Gone ﬁshing… for a salmon substitute
Salmon is set to soar in price, and might soon be off the menu. So what should we eat instead?
Who needs salmon when you can have this delicious sustainable mackerel in your sushi set?
A slump in salmon production and a surge in demand from around the world is threatening to take British Jewry’s most ubiquitous fish off our menus — or at least to make it a more expensive treat.
So what are the alternatives? The truth is that there is no other single fish with the versatility of the salmon — there are few other fish which can be smoked cold or hot, served raw, cured, poached or pan fried and which have the health benefits of omega 3.
When searching out alternatives, one also has to bear in mind that it is not only salmon which is threatened by over-fishing and high demand —fish stocks are in crisis while the world’s appetite for fish continues to grow.
For example, the bluefin and yellowfin tuna are oily fish with firm flesh, can be served in sushi, grilled, fried or slow-cooked. But this type of tuna, particularly the bluefin, has been pursued to near extinction by the huge Japanese and European fishing fleets.
There are, however, viable and affordable substitutes should salmon further rocket in price. The most obvious is trout — the flesh is pink and, in the case of the sea trout, the texture and taste are similar to that of salmon — and it can be smoked and poached in the manner of its cousin. Of course, should salmon become scarce and expensive, sea trout, being so similar, will almost certainly rise in price, so perhaps this is not the answer.
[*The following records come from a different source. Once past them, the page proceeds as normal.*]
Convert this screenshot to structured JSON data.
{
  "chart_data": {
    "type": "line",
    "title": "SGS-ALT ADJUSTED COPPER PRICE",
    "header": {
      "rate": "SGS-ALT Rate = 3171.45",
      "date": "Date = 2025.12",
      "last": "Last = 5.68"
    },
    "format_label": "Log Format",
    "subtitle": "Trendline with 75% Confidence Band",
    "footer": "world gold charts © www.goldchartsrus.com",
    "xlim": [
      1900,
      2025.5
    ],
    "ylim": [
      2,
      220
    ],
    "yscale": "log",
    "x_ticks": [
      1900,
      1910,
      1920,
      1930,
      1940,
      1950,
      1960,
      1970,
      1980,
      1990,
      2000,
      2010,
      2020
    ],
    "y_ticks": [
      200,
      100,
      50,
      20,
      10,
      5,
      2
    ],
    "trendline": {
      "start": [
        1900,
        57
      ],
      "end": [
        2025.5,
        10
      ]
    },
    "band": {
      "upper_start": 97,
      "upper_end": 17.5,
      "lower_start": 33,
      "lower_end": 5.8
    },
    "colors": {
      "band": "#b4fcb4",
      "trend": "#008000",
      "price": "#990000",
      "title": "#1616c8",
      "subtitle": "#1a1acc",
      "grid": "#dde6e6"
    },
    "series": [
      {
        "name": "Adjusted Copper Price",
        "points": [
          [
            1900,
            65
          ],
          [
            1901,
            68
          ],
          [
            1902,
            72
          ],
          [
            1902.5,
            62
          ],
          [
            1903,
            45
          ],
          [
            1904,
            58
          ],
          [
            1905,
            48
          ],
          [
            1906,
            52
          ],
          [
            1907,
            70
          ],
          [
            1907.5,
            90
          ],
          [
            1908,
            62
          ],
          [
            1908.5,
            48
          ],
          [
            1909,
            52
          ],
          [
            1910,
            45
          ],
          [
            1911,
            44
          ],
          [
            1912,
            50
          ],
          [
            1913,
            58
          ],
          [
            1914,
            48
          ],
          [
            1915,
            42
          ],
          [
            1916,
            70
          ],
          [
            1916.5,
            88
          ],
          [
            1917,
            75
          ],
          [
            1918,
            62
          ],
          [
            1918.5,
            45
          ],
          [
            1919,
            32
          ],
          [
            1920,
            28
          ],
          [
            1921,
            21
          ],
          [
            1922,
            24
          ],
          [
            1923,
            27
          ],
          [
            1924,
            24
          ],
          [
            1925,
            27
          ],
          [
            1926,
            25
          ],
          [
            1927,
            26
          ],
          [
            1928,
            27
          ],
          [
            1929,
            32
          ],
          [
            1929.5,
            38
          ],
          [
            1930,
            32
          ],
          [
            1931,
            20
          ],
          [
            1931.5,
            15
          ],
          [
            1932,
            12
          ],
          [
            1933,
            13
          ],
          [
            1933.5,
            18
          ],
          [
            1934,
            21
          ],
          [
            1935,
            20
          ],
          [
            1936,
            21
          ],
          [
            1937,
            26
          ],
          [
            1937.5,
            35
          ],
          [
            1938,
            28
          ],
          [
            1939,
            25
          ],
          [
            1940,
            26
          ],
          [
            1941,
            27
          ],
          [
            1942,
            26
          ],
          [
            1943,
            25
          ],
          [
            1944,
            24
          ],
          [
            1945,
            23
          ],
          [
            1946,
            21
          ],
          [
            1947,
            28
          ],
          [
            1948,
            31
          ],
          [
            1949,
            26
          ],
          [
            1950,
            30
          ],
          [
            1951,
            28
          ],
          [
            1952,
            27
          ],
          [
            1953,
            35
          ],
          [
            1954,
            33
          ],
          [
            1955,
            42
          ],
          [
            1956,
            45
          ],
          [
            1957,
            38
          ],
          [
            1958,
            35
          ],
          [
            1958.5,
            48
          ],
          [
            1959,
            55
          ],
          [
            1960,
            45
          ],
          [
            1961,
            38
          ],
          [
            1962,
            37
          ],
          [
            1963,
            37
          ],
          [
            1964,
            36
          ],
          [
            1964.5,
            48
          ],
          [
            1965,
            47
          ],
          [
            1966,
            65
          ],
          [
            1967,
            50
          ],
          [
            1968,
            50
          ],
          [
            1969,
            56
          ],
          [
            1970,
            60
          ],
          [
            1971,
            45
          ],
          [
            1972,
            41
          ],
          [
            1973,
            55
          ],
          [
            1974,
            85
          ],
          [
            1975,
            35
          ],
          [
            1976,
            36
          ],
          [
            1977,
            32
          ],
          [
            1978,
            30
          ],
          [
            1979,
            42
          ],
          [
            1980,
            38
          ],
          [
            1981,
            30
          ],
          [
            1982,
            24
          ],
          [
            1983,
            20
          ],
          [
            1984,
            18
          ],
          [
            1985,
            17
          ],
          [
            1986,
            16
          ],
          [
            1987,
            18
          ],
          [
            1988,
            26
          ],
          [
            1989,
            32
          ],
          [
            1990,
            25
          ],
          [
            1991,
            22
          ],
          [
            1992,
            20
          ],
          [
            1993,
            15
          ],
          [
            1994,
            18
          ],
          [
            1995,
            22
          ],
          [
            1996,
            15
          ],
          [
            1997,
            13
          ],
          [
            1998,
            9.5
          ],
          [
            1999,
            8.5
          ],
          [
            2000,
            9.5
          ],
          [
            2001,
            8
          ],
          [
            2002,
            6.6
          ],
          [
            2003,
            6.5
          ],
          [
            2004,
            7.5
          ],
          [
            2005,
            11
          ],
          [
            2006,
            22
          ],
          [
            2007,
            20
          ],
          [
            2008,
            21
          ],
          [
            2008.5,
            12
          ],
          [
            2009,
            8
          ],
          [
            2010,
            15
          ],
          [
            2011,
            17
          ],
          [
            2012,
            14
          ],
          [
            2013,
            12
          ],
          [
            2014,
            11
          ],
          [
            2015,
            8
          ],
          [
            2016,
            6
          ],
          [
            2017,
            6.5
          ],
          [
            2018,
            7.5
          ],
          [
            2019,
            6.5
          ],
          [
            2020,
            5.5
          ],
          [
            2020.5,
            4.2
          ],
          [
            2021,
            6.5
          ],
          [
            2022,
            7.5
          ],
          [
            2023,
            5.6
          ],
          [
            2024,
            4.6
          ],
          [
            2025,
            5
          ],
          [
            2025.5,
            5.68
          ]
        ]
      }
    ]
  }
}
There is a fish which may be able to take advantage of the salmon vacuum to reclaim its rightful place on the Jewish plate. Herring is still relatively abundant in the Atlantic, although North Sea stocks are threatened. It is affordable and it shares the health benefits of salmon. On the downside, this fish still has something of an image problem — few would be brave enough to offer its as a main course at a wedding. However, it can be pickled , smoked, marinated and fried, and is as haimishe as a fish can be.
Likewise, mackerel is as cheap as chips, and a natural substitute for salmon. Fresh mackerel — the fresher the better — can be baked, grilled or fried. Smoked mackerel can be tarted up into a salad, or indeed a tarte and, with the addition of cream cheese, lemon juice and a food processor, can be made into a fantastic pâté in seconds.
However, salmon’s absence is likely to be most keenly felt at the simchah table. When Jewish couples decide on fish for their wedding menu, they tend to look at all the available options, then go for salmon.
Perhaps the best bet in future could be sea bass. Like salmon, it is considered a “posh” fish and also, like salmon, it is widely farmed and has become affordable. It can be baked, pan fried, grilled or poached. Sea bream does not quite have the exalted reputation of the bass but does have a rich flavour and a good firm texture — both of these fish would pass muster at an upmarket do.
Then there is the problem of sushi. In the past 15 years, sushi has taken the Jewish world by storm. The presence of a sushi chef at a wedding or barmitzvah in the ’80s would have been about as likely as that of a pork chop, but now is fairly common. However, because shellfish cannot be used in kosher sushi, it does rely rather heavily on both salmon and tuna. There are alternatives, though. Marinated mackerel is on every sushi menu and sea bass is also very common. Herring has not yet been spotted on rice … but it can only be a matter of time.